Brain training boosts reaction speed by 50%

Game your way to Olympic glory, say Canadians
Game your way to Olympic glory, say Canadians

Stick with those brain training games and you could earn yourself a spot at the 2012 Olympics.

Researchers at the Universite de Montreal found that cognitive workouts for athletes can boost their reaction speeds by up to 53 per cent.

Professor Jocelyn Faubert put a dozen football, tennis and hockey players through multiple object-tracking exercises, then measured their ability to absorb and manage lots of information simultaneously.

Balls out fun

The virtual reality games consisted of following the increasingly rapid movements of a series of balls and identify those that quickly changed colour - hardly World of Warcraft but apparently very popular among aspiring Olympic champions.

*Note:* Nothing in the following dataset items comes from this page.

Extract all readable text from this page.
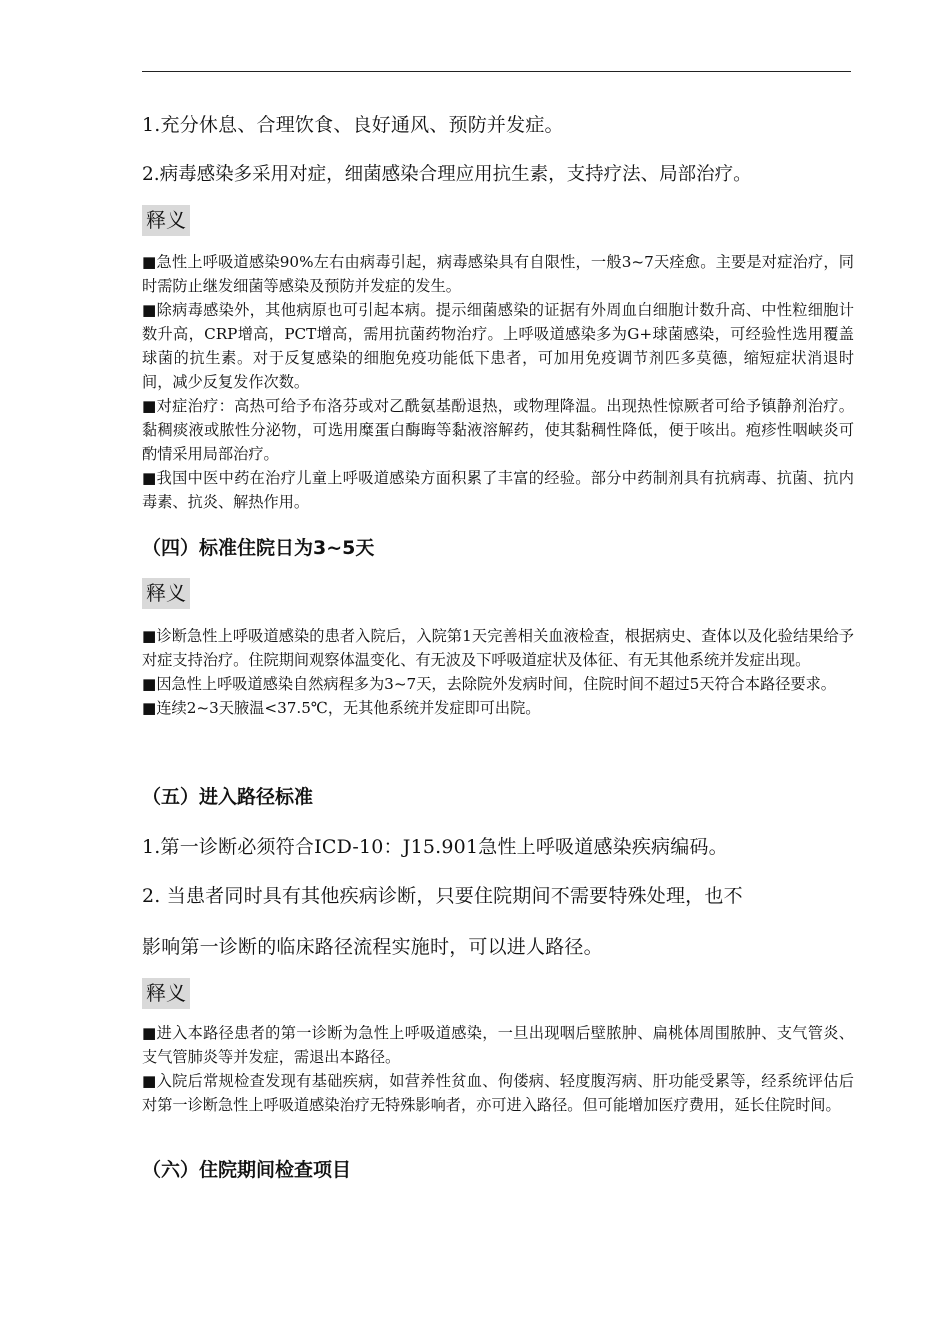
1.充分休息、合理饮食、良好通风、预防并发症。
2.病毒感染多采用对症，细菌感染合理应用抗生素，支持疗法、局部治疗。
释义

■急性上呼吸道感染90%左右由病毒引起，病毒感染具有自限性，一般3~7天痊愈。主要是对症治疗，同时需防止继发细菌等感染及预防并发症的发生。

■除病毒感染外，其他病原也可引起本病。提示细菌感染的证据有外周血白细胞计数升高、中性粒细胞计数升高，CRP增高，PCT增高，需用抗菌药物治疗。上呼吸道感染多为G+球菌感染，可经验性选用覆盖球菌的抗生素。对于反复感染的细胞免疫功能低下患者，可加用免疫调节剂匹多莫德，缩短症状消退时间，减少反复发作次数。

■对症治疗：高热可给予布洛芬或对乙酰氨基酚退热，或物理降温。出现热性惊厥者可给予镇静剂治疗。黏稠痰液或脓性分泌物，可选用糜蛋白酶晦等黏液溶解药，使其黏稠性降低，便于咳出。疱疹性咽峡炎可酌情采用局部治疗。

■我国中医中药在治疗儿童上呼吸道感染方面积累了丰富的经验。部分中药制剂具有抗病毒、抗菌、抗内毒素、抗炎、解热作用。

（四）标准住院日为3~5天
释义

■诊断急性上呼吸道感染的患者入院后，入院第1天完善相关血液检查，根据病史、查体以及化验结果给予对症支持治疗。住院期间观察体温变化、有无波及下呼吸道症状及体征、有无其他系统并发症出现。

■因急性上呼吸道感染自然病程多为3~7天，去除院外发病时间，住院时间不超过5天符合本路径要求。

■连续2~3天腋温<37.5℃，无其他系统并发症即可出院。

（五）进入路径标准
1.第一诊断必须符合ICD-10：J15.901急性上呼吸道感染疾病编码。
2. 当患者同时具有其他疾病诊断，只要住院期间不需要特殊处理，也不
影响第一诊断的临床路径流程实施时，可以进人路径。
释义

■进入本路径患者的第一诊断为急性上呼吸道感染，一旦出现咽后壁脓肿、扁桃体周围脓肿、支气管炎、支气管肺炎等并发症，需退出本路径。

■入院后常规检查发现有基础疾病，如营养性贫血、佝偻病、轻度腹泻病、肝功能受累等，经系统评估后对第一诊断急性上呼吸道感染治疗无特殊影响者，亦可进入路径。但可能增加医疗费用，延长住院时间。

（六）住院期间检查项目
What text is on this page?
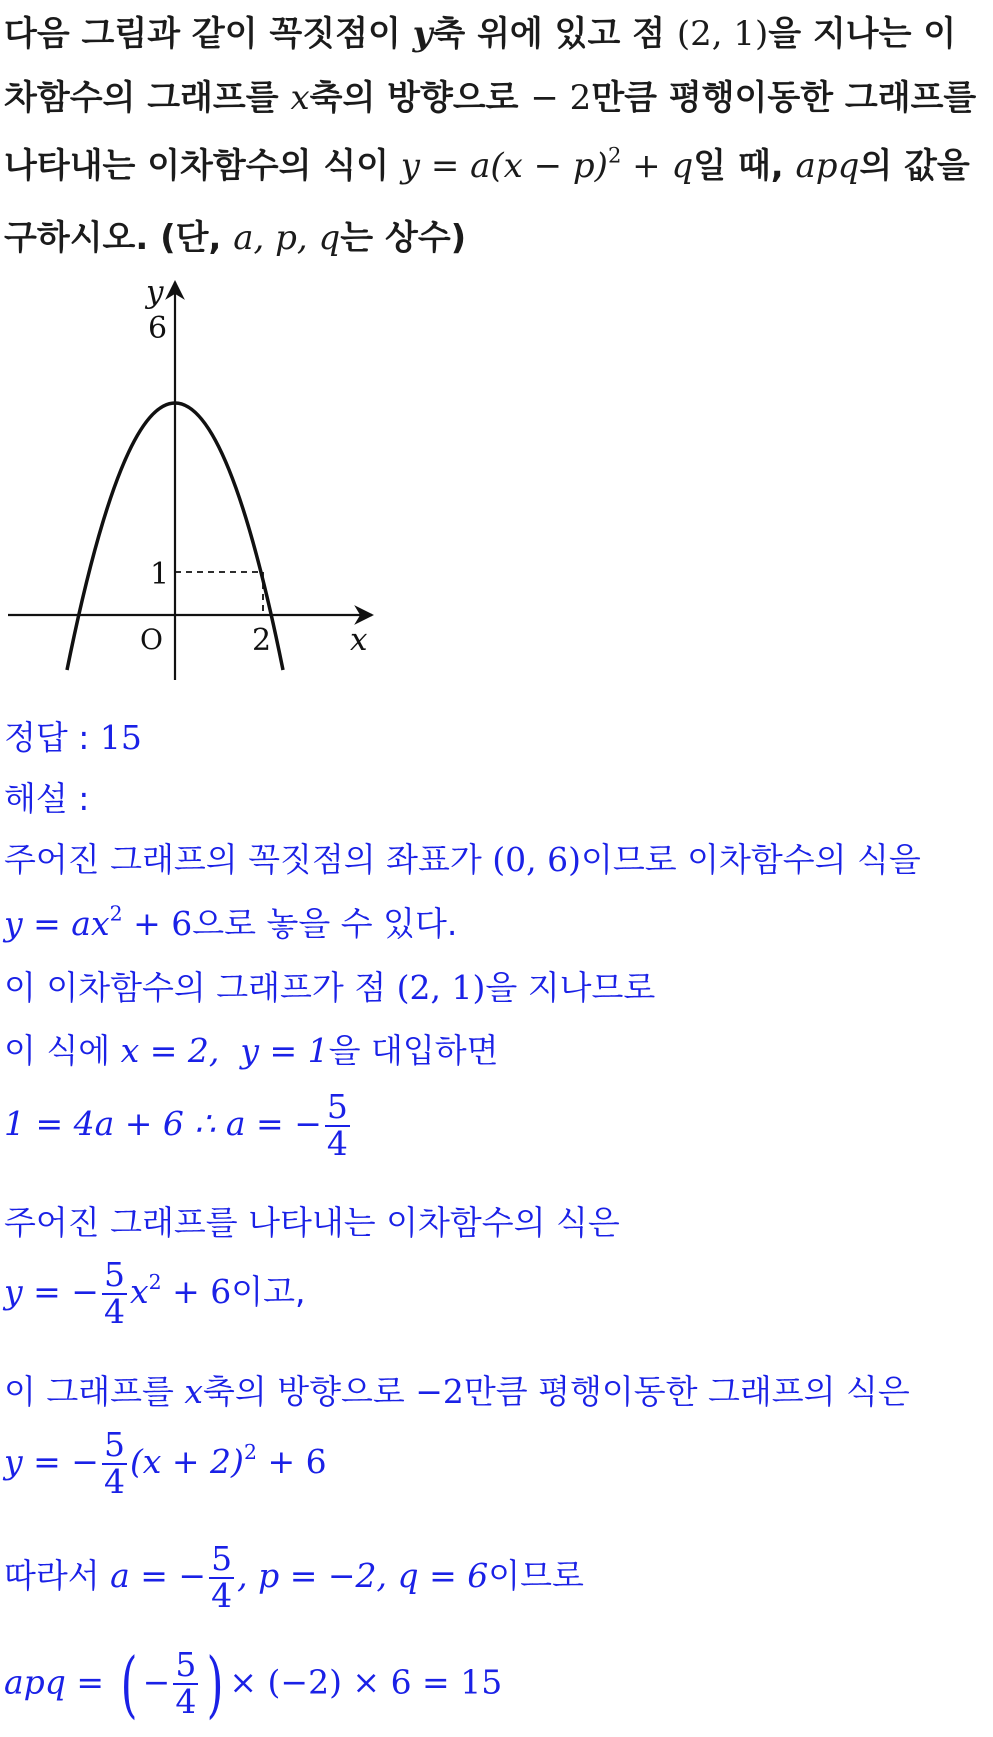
다음 그림과 같이 꼭짓점이 y축 위에 있고 점 (2, 1)을 지나는 이
차함수의 그래프를 x축의 방향으로 − 2만큼 평행이동한 그래프를
나타내는 이차함수의 식이 $y = a(x - p)^2 + q$일 때, apq의 값을
구하시오. (단, a, p, q는 상수)
y
x
O
6
1
2
정답 : 15
해설 :
주어진 그래프의 꼭짓점의 좌표가 (0, 6)이므로 이차함수의 식을
$y = ax^2 + 6$으로 놓을 수 있다.
이 이차함수의 그래프가 점 (2, 1)을 지나므로
이 식에 x = 2, y = 1을 대입하면
1 = 4a + 6 ∴ a = − $\frac{5}{4}$
주어진 그래프를 나타내는 이차함수의 식은
y = − $\frac{5}{4} x^2 + 6$이고,
이 그래프를 x축의 방향으로 −2만큼 평행이동한 그래프의 식은
y = − $\frac{5}{4} (x + 2)^2 + 6$
따라서 a = − $\frac{5}{4}$ , p = −2, q = 6이므로
apq = ( − $\frac{5}{4}$ ) × (−2) × 6 = 15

"Until now there has been no tool that could rate their cognitive performance," says Faubert. "If an athlete feels both physically and mentally ready, that can only have a positive influence on his or her performance."

It seems to work - fans of Faubert's virtual brain training include a current ice hockey Olympic gold medallist and a North American boxing champ.

The next step for Faubert's flying balls is a full virtual reality set-up comprising helmet, 'cybernetic' gloves and glasses to allow for more complex movements.